A ideia que a maioria das pessoas tem da África é de aborígines em aldeias e florestas intocadas cheias de animais selvagens, inclusive, quando eu contava para os amigos que iria passar o réveillon na África do Sul, muitos aconselhavam: tome as vacinas necessárias porque lá há muitas doenças, use repelentes contra insetos e tenha cautela com alimentos.
Por incrível que pareça, não levei uma única picada de inseto, mesmo dentro das reservas naturais onde se realizam os safáris fotográficos. Onde sempre levo centenas de picadas de borrachudos e pernilongos é no litoral norte aqui em São Paulo mesmo. A comida africana é excelente, variada e ninguém passou mal, mesmo com os excessos.
Por causa da colonização holandesa, francesa e inglesa, em Cape Town, tem muita gente loira ou ruiva e de olhos claros nas ruas. Os negros ainda são na maioria os serviçais, motoristas, cozinheiros, garçons, camareiras, pois o Aparthaid vigorou até 1994, uma injusta e imoral segregação racial. Mas o povo africano é alegre, sorridente, simpático e acolhedor.
Em Cape Town, tem-se a impressão de estar numa cidade europeia tal a limpeza das ruas, banheiros públicos impecáveis e as ruas arborizadas e sem fiação elétrica, já que os fios são subterrâneos e invisíveis. É considerada uma das cinco cidades mais bonitas do mundo.
Shoppings centers de primeiro mundo abrigam lojas de grifes famosas internacionais, como em Londres, Roma ou Paris.
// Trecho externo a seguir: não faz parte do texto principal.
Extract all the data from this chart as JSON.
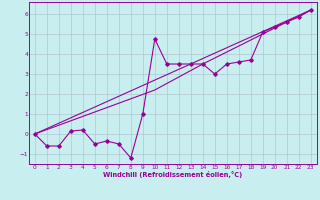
{
  "xlabel": "Windchill (Refroidissement éolien,°C)",
  "bg_color": "#c8eef0",
  "line_color": "#990099",
  "grid_color": "#b0c8d0",
  "xlim": [
    -0.5,
    23.5
  ],
  "ylim": [
    -1.5,
    6.6
  ],
  "xticks": [
    0,
    1,
    2,
    3,
    4,
    5,
    6,
    7,
    8,
    9,
    10,
    11,
    12,
    13,
    14,
    15,
    16,
    17,
    18,
    19,
    20,
    21,
    22,
    23
  ],
  "yticks": [
    -1,
    0,
    1,
    2,
    3,
    4,
    5,
    6
  ],
  "line1_x": [
    0,
    1,
    2,
    3,
    4,
    5,
    6,
    7,
    8,
    9,
    10,
    11,
    12,
    13,
    14,
    15,
    16,
    17,
    18,
    19,
    20,
    21,
    22,
    23
  ],
  "line1_y": [
    0.0,
    -0.6,
    -0.6,
    0.15,
    0.2,
    -0.5,
    -0.35,
    -0.5,
    -1.2,
    1.0,
    4.75,
    3.5,
    3.5,
    3.5,
    3.5,
    3.0,
    3.5,
    3.6,
    3.7,
    5.1,
    5.35,
    5.6,
    5.85,
    6.2
  ],
  "line2_x": [
    0,
    23
  ],
  "line2_y": [
    0.0,
    6.2
  ],
  "line3_x": [
    0,
    10,
    14,
    23
  ],
  "line3_y": [
    0.0,
    2.2,
    3.5,
    6.2
  ]
}
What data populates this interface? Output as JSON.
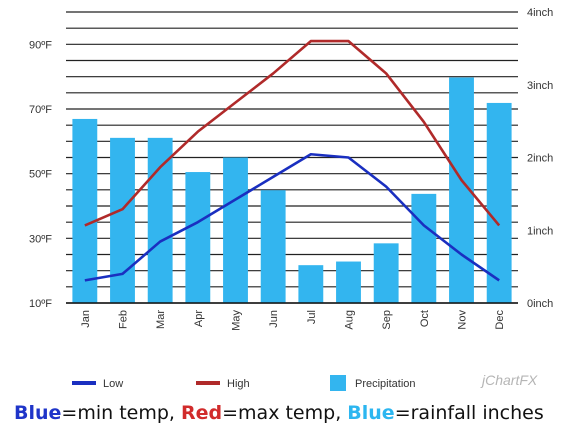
{
  "chart_data": {
    "type": "bar",
    "categories": [
      "Jan",
      "Feb",
      "Mar",
      "Apr",
      "May",
      "Jun",
      "Jul",
      "Aug",
      "Sep",
      "Oct",
      "Nov",
      "Dec"
    ],
    "series": [
      {
        "name": "Low",
        "type": "line",
        "axis": "left",
        "color": "#1a2fc0",
        "values": [
          17,
          19,
          29,
          35,
          42,
          49,
          56,
          55,
          46,
          34,
          25,
          17
        ]
      },
      {
        "name": "High",
        "type": "line",
        "axis": "left",
        "color": "#b02a2a",
        "values": [
          34,
          39,
          52,
          63,
          72,
          81,
          91,
          91,
          81,
          66,
          48,
          34
        ]
      },
      {
        "name": "Precipitation",
        "type": "bar",
        "axis": "right",
        "color": "#33b5ef",
        "values": [
          2.53,
          2.27,
          2.27,
          1.8,
          2.0,
          1.55,
          0.52,
          0.57,
          0.82,
          1.5,
          3.1,
          2.75
        ]
      }
    ],
    "left_axis": {
      "ylim": [
        10,
        100
      ],
      "ticks": [
        "10ºF",
        "30ºF",
        "50ºF",
        "70ºF",
        "90ºF"
      ]
    },
    "right_axis": {
      "ylim": [
        0,
        4
      ],
      "ticks": [
        "0inch",
        "1inch",
        "2inch",
        "3inch",
        "4inch"
      ]
    },
    "grid": true,
    "legend_position": "bottom",
    "watermark": "jChartFX"
  },
  "caption": {
    "blue_word": "Blue",
    "min_text": "=min temp, ",
    "red_word": "Red",
    "max_text": "=max temp, ",
    "cyan_word": "Blue",
    "rain_text": "=rainfall inches"
  }
}
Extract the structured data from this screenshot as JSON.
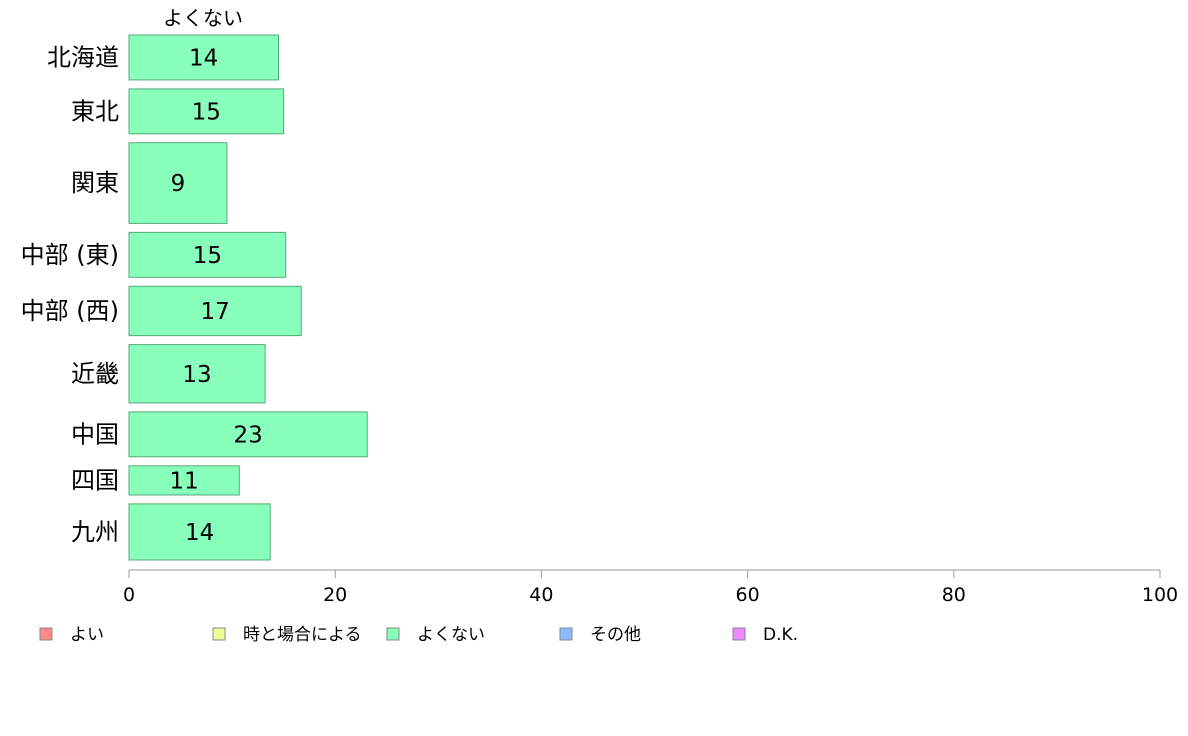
{
  "chart_data": {
    "type": "bar",
    "orientation": "horizontal",
    "panel_label": "よくない",
    "categories": [
      "北海道",
      "東北",
      "関東",
      "中部 (東)",
      "中部 (西)",
      "近畿",
      "中国",
      "四国",
      "九州"
    ],
    "series": [
      {
        "name": "よくない",
        "color": "#88ffbb",
        "values": [
          14.5,
          15,
          9.5,
          15.2,
          16.7,
          13.2,
          23.1,
          10.7,
          13.7
        ],
        "labels": [
          "14",
          "15",
          "9",
          "15",
          "17",
          "13",
          "23",
          "11",
          "14"
        ]
      }
    ],
    "bar_widths_relative": [
      1.0,
      1.0,
      1.8,
      1.0,
      1.1,
      1.3,
      1.0,
      0.65,
      1.25
    ],
    "xlim": [
      0,
      100
    ],
    "xticks": [
      0,
      20,
      40,
      60,
      80,
      100
    ],
    "xtick_labels": [
      "0",
      "20",
      "40",
      "60",
      "80",
      "100"
    ],
    "xlabel": "",
    "ylabel": "",
    "grid": false,
    "legend_position": "bottom",
    "legend": [
      {
        "label": "よい",
        "color": "#ff8888"
      },
      {
        "label": "時と場合による",
        "color": "#eeff99"
      },
      {
        "label": "よくない",
        "color": "#88ffbb"
      },
      {
        "label": "その他",
        "color": "#88bbff"
      },
      {
        "label": "D.K.",
        "color": "#ee88ff"
      }
    ],
    "bar_stroke": "#55aa77",
    "axis_color": "#999999"
  }
}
Mas o que me encantou mesmo foi o artesanato local, nas feirinhas. Nada made in China, tudo artesanal, colorido e bem feito. Dava vontade de encher as malas com aquelas coisas lindas! Animais perfeitos entalhados em madeira, bijuterias coloridas, quadros, roupas e utensílios diversos.
Da janela do hotel dava para visualizar o cais com centenas de navios ancorados, a famosa Table Mountain, onde se sobe de funicular para pegar o bondinho . A vista do alto é magnífica. Tem uma roda gigante, réplica em escala menor da London Eye, e dá para avistar até o gigantesco estádio que foi utilizado na última Copa do Mundo.
O mar, de um verde intenso, abriga a diversidade da vida marinha. O passeio de barco até a Ilha das Focas é maravilhoso. Centenas de delas em seu habitat natural. E também há o Vale dos Pinguins onde a gente se encanta com essas aves desajeitadas e simpáticas, ora em terra, ora na água.
No centro da cidade localiza-se o famoso Hospital Somerset, onde o cirurgião sul-africano Christian Barnard realizou o primeiro transplante de coração do mundo.
O Oceano Atlântico faz divisa com o Oceano Índico, e é lá que se localiza o marco do Cabo da Boa Esperança, que todos estudamos nos bancos escolares.
Assim como na Índia Gandhi é idolatrado, na África eles veneram Nelson Mandela. E existem muitas estátuas e monumentos em sua homenagem em todos os lugares, pois combateu corajosamente o Apartheid e ficou preso injustamente por quase 30 anos por lutar pela paz do povo africano e contra o preconceito.
O trânsito flui bem, apesar da mão de direção ser como na Índia e Londres. Difícil assimilar essa mão contraria para quem está acostumado dirigir no Brasil.
Cape Topwn é uma das poucas cidades do mundo que possui um hotel 6 estrelas. As vinícolas são um espetáculo à parte, e para alegria dos turistas, abertas à degustação de vinhos, brancos, rosés, tintos, frisantes. E no museu do Ouro, um prédio todo dourado, servem, aos sábados, vinho com pó de ouro aos visitantes!
Com esta segunda crônica, encerro minhas impressões de viagem sobre os lugares que visitei e me encantei na África do Sul, apesar de ter muito mais a contar!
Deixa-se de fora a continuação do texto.